Businesses need banks
Without basic commercial banking services, most bitcoin businesses would have a tough time operating, as businesses in general often need, as an example, the ability to deposit money somewhere and require some level of online banking.
I have personally spoken with presidents and senior vice-presidents of major Canadian banking institutions and credit unions, and the impressions I get can be summed up as follows:
(a) Banks are still in the process of figuring out what bitcoin is and how to deal with it, since it is a disruptive technology which could arguably compete with the bank’s own existing services and products (although no banking executives on my calls explicitly mentioned the competition concern).
(b) Banks are apprehensive about boarding new bitcoin clients because Canada’s federal government, via the Department of Finance, has yet to introduce regulations which specifically target bitcoin and digital currency operations.
(c) Banks are apprehensive about boarding bitcoin entities over concerns related to money laundering activities which could be carried out by their newly boarded digital currency clients.

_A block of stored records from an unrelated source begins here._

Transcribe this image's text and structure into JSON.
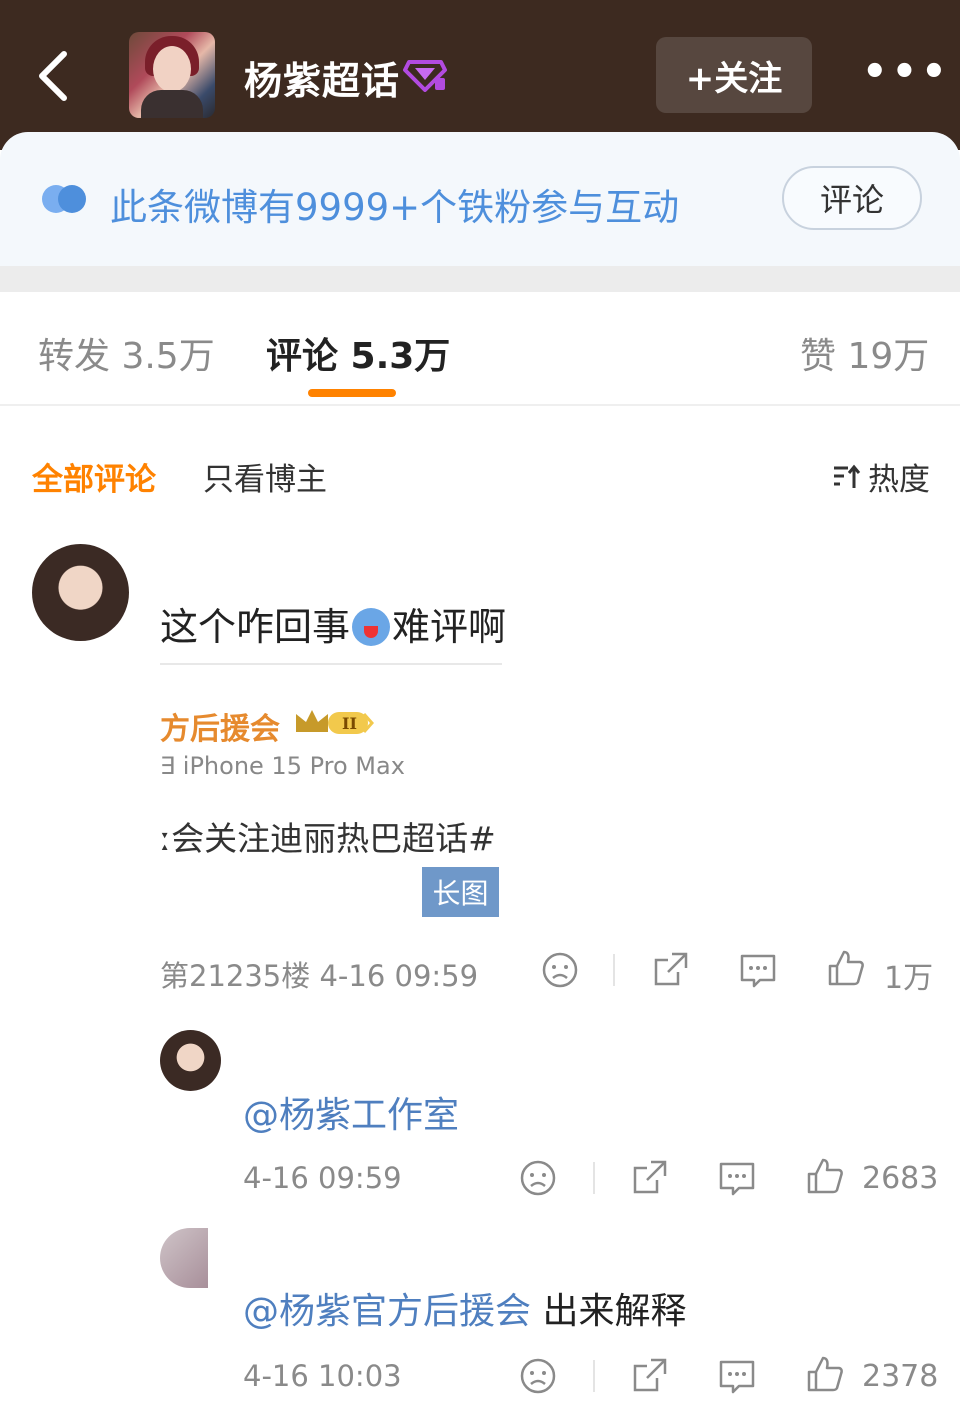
{
  "header": {
    "topic_title": "杨紫超话",
    "follow_label": "+关注",
    "more_label": "•••"
  },
  "banner": {
    "text": "此条微博有9999+个铁粉参与互动",
    "button_label": "评论",
    "accent_color": "#4e8fdc"
  },
  "tabs": [
    {
      "label": "转发 3.5万"
    },
    {
      "label": "评论 5.3万"
    },
    {
      "label": "赞 19万"
    }
  ],
  "filter": {
    "all_label": "全部评论",
    "blogger_label": "只看博主",
    "sort_label": "热度",
    "active_color": "#ff8200"
  },
  "comment": {
    "text_before": "这个咋回事",
    "text_after": "难评啊",
    "quoted_name": "方后援会",
    "quoted_badge": "II",
    "quoted_device": "∃ iPhone 15 Pro Max",
    "quoted_text": "ː会关注迪丽热巴超话#",
    "long_image_label": "长图",
    "meta": "第21235楼 4-16 09:59",
    "like_count": "1万"
  },
  "replies": [
    {
      "mention": "@杨紫工作室",
      "rest": "",
      "time": "4-16 09:59",
      "like_count": "2683"
    },
    {
      "mention": "@杨紫官方后援会",
      "rest": " 出来解释",
      "time": "4-16 10:03",
      "like_count": "2378"
    }
  ]
}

As mentioned in section (b) above, Canadian bitcoin entities are presently victims of a ‘catch 22’ type of situation: they are caught in a situation from which they cannot escape because they are subject to arbitrary banking rules and the lack of Canadian legislation, which effectively places them in a situation in which they have no control over.
Buried on page 134 of the 419-page recently released Canadian 2014 Federal Budget, the Canadian federal government confirms that it will “introduce anti-money laundering and anti-terrorist financing regulations for virtual currencies, such as bitcoin”.

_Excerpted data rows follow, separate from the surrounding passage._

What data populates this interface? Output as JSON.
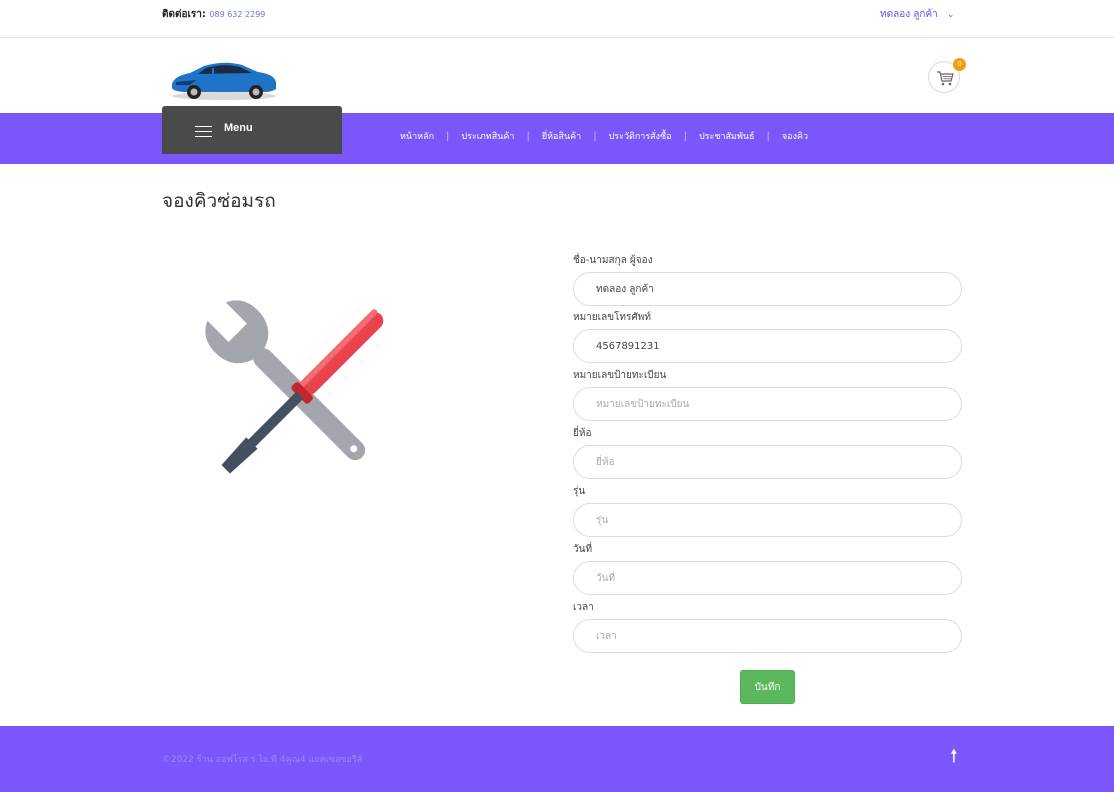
{
  "topbar": {
    "contact_label": "ติดต่อเรา:",
    "contact_phone": "089 632 2299",
    "user_name": "ทดลอง ลูกค้า",
    "user_menu_icon": "chevron-down-icon"
  },
  "header": {
    "logo_icon": "car-icon",
    "cart_icon": "shopping-cart-icon",
    "cart_count": "0"
  },
  "nav": {
    "menu_label": "Menu",
    "items": [
      {
        "label": "หน้าหลัก"
      },
      {
        "label": "ประเภทสินค้า"
      },
      {
        "label": "ยี่ห้อสินค้า"
      },
      {
        "label": "ประวัติการสั่งซื้อ"
      },
      {
        "label": "ประชาสัมพันธ์"
      },
      {
        "label": "จองคิว"
      }
    ],
    "separator": "|"
  },
  "page": {
    "title": "จองคิวซ่อมรถ",
    "illustration_icon": "tools-icon"
  },
  "form": {
    "fields": [
      {
        "label": "ชื่อ-นามสกุล ผู้จอง",
        "value": "ทดลอง ลูกค้า",
        "placeholder": ""
      },
      {
        "label": "หมายเลขโทรศัพท์",
        "value": "4567891231",
        "placeholder": ""
      },
      {
        "label": "หมายเลขป้ายทะเบียน",
        "value": "",
        "placeholder": "หมายเลขป้ายทะเบียน"
      },
      {
        "label": "ยี่ห้อ",
        "value": "",
        "placeholder": "ยี่ห้อ"
      },
      {
        "label": "รุ่น",
        "value": "",
        "placeholder": "รุ่น"
      },
      {
        "label": "วันที่",
        "value": "",
        "placeholder": "วันที่"
      },
      {
        "label": "เวลา",
        "value": "",
        "placeholder": "เวลา"
      }
    ],
    "save_label": "บันทึก"
  },
  "footer": {
    "copyright": "©2022 ร้าน ออฟไรส ร.ไอ.พี 4คูณ4 แอคเซสซอรีส์",
    "scroll_top_icon": "arrow-up-icon",
    "scroll_top_glyph": "🠕"
  },
  "colors": {
    "brand": "#7b57fb",
    "menu_button": "#4a4a4a",
    "save_button": "#5cb85c",
    "cart_badge": "#f39c12"
  }
}
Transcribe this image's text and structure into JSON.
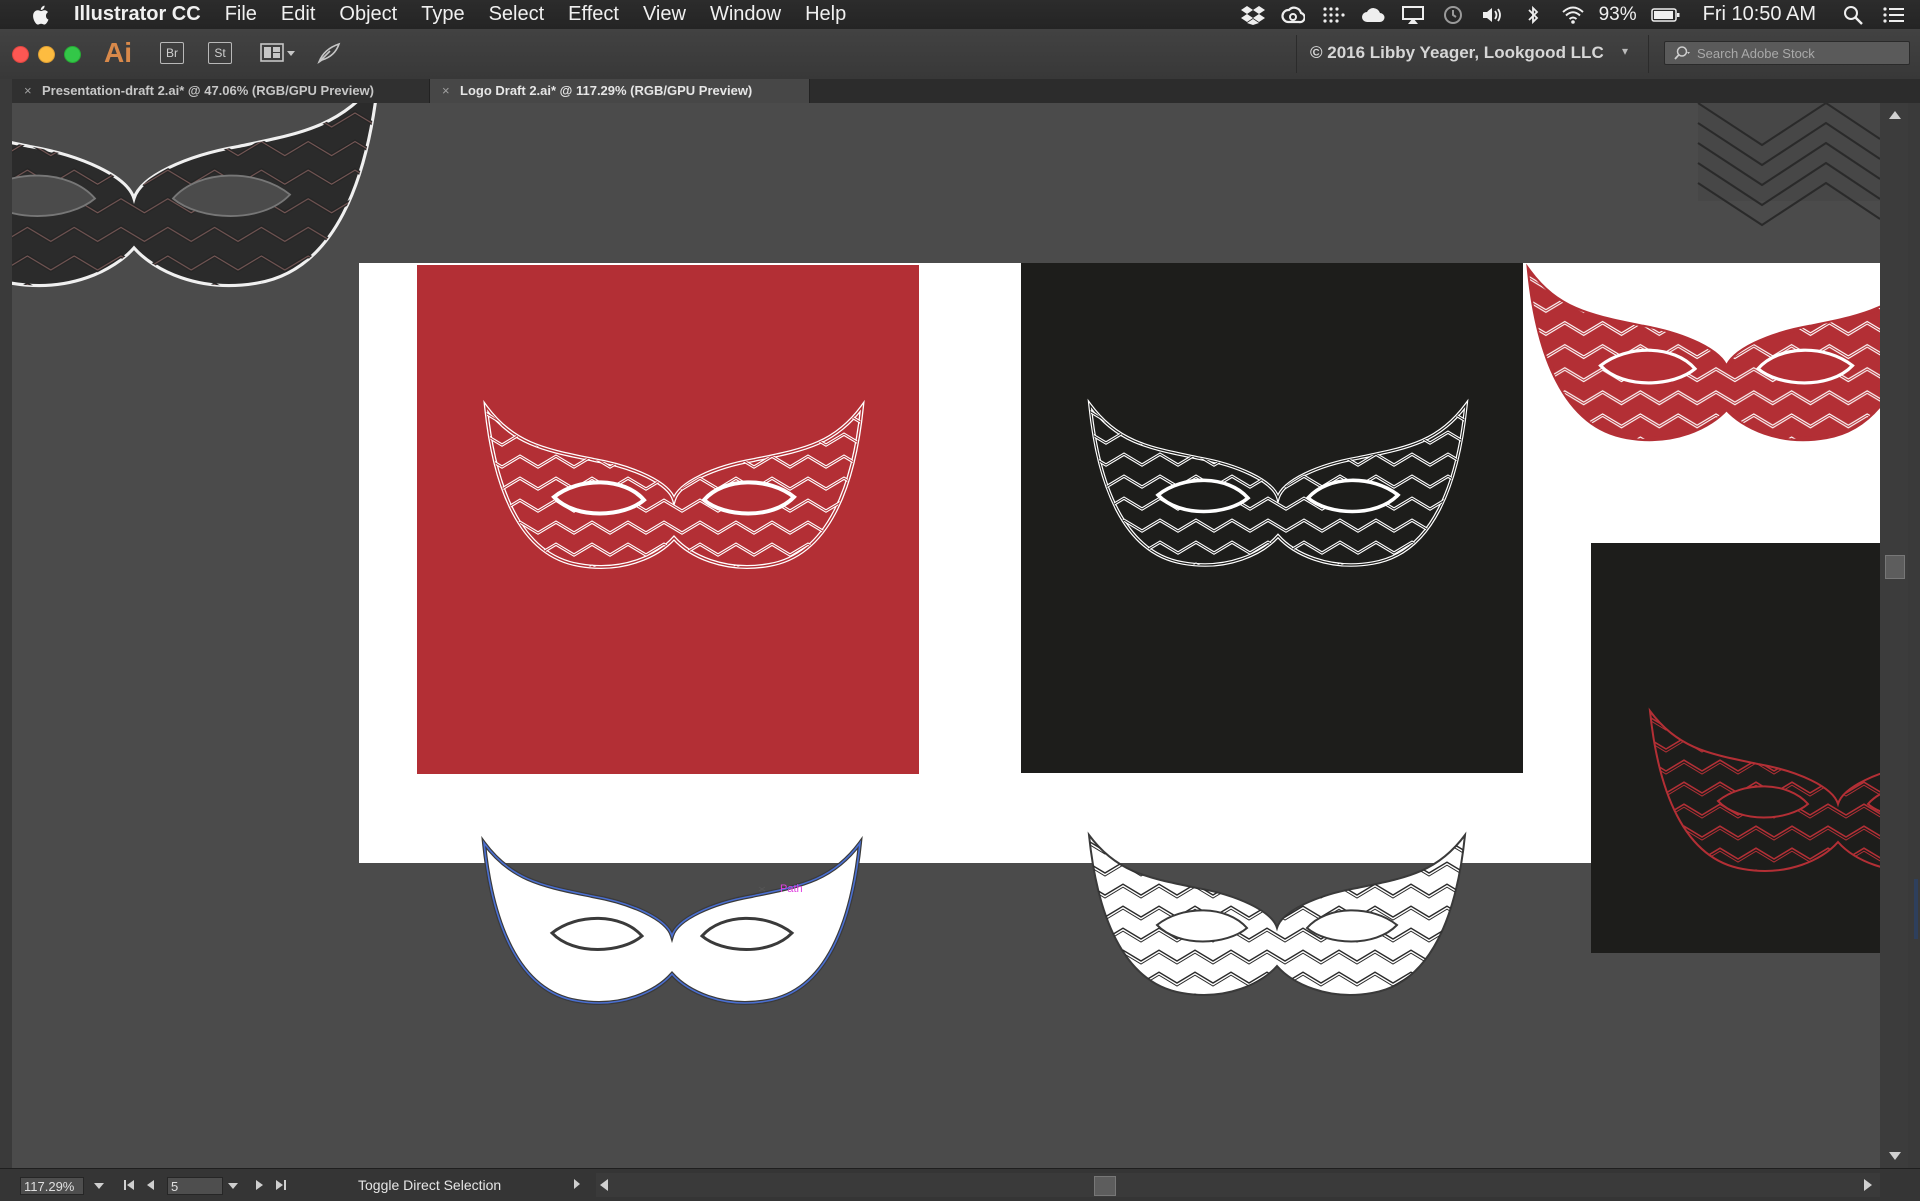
{
  "menubar": {
    "app_name": "Illustrator CC",
    "menus": [
      "File",
      "Edit",
      "Object",
      "Type",
      "Select",
      "Effect",
      "View",
      "Window",
      "Help"
    ],
    "battery": "93%",
    "clock": "Fri 10:50 AM",
    "status_icons": [
      "dropbox-icon",
      "creative-cloud-icon",
      "grid-icon",
      "cloud-icon",
      "airplay-icon",
      "time-machine-icon",
      "volume-icon",
      "bluetooth-icon",
      "wifi-icon",
      "battery-icon",
      "spotlight-icon",
      "notification-center-icon"
    ]
  },
  "appbar": {
    "logo": "Ai",
    "bridge_label": "Br",
    "stock_label": "St",
    "workspace": "© 2016 Libby Yeager, Lookgood LLC",
    "search_placeholder": "Search Adobe Stock"
  },
  "tabs": [
    {
      "close": "×",
      "label": "Presentation-draft 2.ai* @ 47.06% (RGB/GPU Preview)",
      "active": false
    },
    {
      "close": "×",
      "label": "Logo Draft 2.ai* @ 117.29% (RGB/GPU Preview)",
      "active": true
    }
  ],
  "canvas": {
    "path_hint": "Path",
    "colors": {
      "pasteboard": "#4b4b4b",
      "artboard": "#ffffff",
      "red": "#b32f35",
      "black": "#1d1d1b",
      "selection": "#4a6fd1"
    }
  },
  "statusbar": {
    "zoom": "117.29%",
    "artboard_number": "5",
    "status_text": "Toggle Direct Selection"
  }
}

OK, so regulations will be introduced by the Canadian government which will specifically address bitcoin, which would, in my opinion, put Canadian banks and credit unions at least partially at ease as per (b) above, but when are these regulations going to be announced and come into effect?
There has been absolutely no guidance from the federal government on this issue. It could be next week or it could be in six months. In the meantime, bitcoin entities are caught in this unfortunate ‘catch 22’ predicament.
It’s great that banks have anti-money laundering and anti-terrorist financing policies, but often the execution of those policies are abhorrent and sloppy at best.
Case in point, in an article published by elitedaily.com on February 21st 2014, entitled ‘The Ugly Truth Behind Major Banks Financing Mexico’s Drug Cartels‘, the author noted that:
“Since 2006, more than a dozen banks have reached settlements with the Justice Department (United States) as restitution for violations related to money laundering. American Express Bank International admitted to processing more than $55 million in drug money that had been laundered through offshore shell accounts that it operates.”
Readers may recall that last December, the British bank HSBC (which has a large Canadian presence) agreed to settle with the US Justice Department to pay approximately $2 billion in penalties for having moved $881 million in drug proceeds from cartels in Mexico and Columbia during a recent five-year period.
Arguments have been made that banks in general often do not face criminal prosecution for violating anti-money laundering and anti-terrorist financing regulations, but instead, according to the author of the aforementioned article referred to above, “(accept) settlements that either defer or erase the threat of criminal suits.”
If this is true, it can be argued that there is little incentive for banks to actually toughen internal regulatory compliance.
There have been instances of senior bank executives leaving their positions at their respective banks because of this lack of internal regulatory compliance.
For example, in the aforementioned article, reference is made to a gentlemen named Martin Woods, who served as director of Wachovia’s anti-money laundering unit in London for three years before leaving his position ‘in disgust’ after his repeated requests to executives to put a stop to ongoing drug money laundering operations, which were allegedly occurring in Wachovia’s branch network, were ignored).
Canadian and international banks take the position that they won’t board bitcoin clients because of concerns that bitcoin entities could be used to facilitate drug money laundering activities. At the same time as a result of sloppy execution some of these banks are guilty themselves of facilitating drug money laundering activities and as a result have paid billion dollar settlement fines.
Is this hypocrisy? At a minimum it appears to be an inconsistent application of anti-money laundering policies internally versus externally to bitcoin clients.
I believe that the mainstream media, when discussing bitcoin and the risk of money laundering activities associated with it, fails to consider or comment on the hypocrisy issue discussed above. This is most unfortunate.